Rechts staat 5t. Als je die 'weg' wilt hebben moet je er rechts 5t aftrekken. Dat mag als je dat links ook doet!
-5t+30=5t+5 -5t -5t wordt: -10t+30=5
Links staat 30 als je dat weg wil hebben, dan moet je links 30 aftrekken, dan moet je dan rechts ook doen!
-10t+30=5 -30 -30 wordt: -10t=-25
Om van -10t iets te maken als 10t moet je met -1 vermenigvuldigen, dat mag maar dan moet je dat rechts ook doen!
-10t=-25 10t=25
Om van 10t te maken moet je delen door 10, dus rechts ook!
10t=25 t=2,5
Opgelost!
Je schrijft op:
-5t+30=5t+5 -10t+30=5 -10t=-25 10t=25 t=2,5
Klik HIER om te oefenen met het oplossen van vergelijkingen.

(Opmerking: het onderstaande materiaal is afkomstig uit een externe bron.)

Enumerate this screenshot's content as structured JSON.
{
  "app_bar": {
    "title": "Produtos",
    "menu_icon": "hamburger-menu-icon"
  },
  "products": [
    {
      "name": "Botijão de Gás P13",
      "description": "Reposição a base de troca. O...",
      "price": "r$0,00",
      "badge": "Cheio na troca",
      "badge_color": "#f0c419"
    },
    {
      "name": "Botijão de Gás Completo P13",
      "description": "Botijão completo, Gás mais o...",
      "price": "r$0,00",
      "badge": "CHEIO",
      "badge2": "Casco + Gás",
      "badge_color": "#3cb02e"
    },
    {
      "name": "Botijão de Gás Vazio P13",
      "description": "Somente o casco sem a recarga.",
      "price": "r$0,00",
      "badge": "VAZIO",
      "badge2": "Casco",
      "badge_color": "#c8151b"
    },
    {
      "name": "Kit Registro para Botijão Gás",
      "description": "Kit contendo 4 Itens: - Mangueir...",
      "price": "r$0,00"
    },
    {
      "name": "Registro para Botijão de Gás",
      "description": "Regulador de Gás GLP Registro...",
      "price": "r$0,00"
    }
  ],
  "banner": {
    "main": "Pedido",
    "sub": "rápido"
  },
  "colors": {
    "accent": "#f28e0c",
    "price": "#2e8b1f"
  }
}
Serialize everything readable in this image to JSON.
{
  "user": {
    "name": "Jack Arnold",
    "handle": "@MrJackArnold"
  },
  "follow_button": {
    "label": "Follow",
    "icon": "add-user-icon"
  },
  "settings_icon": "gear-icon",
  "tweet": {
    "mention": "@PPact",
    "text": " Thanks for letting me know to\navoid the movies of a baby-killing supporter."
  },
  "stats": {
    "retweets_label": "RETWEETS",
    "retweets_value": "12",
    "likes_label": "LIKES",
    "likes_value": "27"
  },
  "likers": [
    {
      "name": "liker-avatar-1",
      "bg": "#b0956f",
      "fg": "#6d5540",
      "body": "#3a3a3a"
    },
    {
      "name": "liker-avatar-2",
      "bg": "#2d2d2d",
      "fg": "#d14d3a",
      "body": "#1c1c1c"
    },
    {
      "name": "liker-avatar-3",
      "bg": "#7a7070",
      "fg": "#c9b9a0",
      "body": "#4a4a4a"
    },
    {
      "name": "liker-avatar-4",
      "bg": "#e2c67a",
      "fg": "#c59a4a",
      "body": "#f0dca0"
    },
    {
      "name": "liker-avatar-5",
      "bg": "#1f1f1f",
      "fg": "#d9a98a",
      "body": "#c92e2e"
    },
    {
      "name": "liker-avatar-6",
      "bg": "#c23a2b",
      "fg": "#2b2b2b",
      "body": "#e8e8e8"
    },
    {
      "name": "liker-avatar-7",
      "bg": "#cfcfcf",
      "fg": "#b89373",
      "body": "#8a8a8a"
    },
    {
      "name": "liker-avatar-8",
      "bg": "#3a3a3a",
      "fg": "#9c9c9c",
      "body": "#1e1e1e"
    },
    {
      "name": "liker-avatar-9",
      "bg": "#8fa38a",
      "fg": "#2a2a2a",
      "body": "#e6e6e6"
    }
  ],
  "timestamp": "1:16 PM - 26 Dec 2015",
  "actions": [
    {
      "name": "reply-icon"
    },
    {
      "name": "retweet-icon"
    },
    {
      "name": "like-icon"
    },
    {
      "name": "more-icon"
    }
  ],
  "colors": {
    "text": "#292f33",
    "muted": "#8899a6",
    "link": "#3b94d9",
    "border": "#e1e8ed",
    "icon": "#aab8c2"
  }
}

Bij de tweede vraag: p=-5t+30 en p=5t+5 zijn twee vergelijkingen van lijnen. Als je het snijpunt wilt berekenen dan stel je ze 'aan elkaar gelijk' zoals dat heet...
Je krijgt:
-5t+30=5t+5
Dat is de vergelijkin die er bij hoort... ...en die had je net opgelost. Voor het snijpunt geldt dan t=2,5. Moet je alleen p nog uitrekenen. Vul in:
p=5·2,5+5=17,5
..of in de andere dat mag ook. Als het goed is komt er helzelfde uit! Dus het snijpunt is (2,5;17,5)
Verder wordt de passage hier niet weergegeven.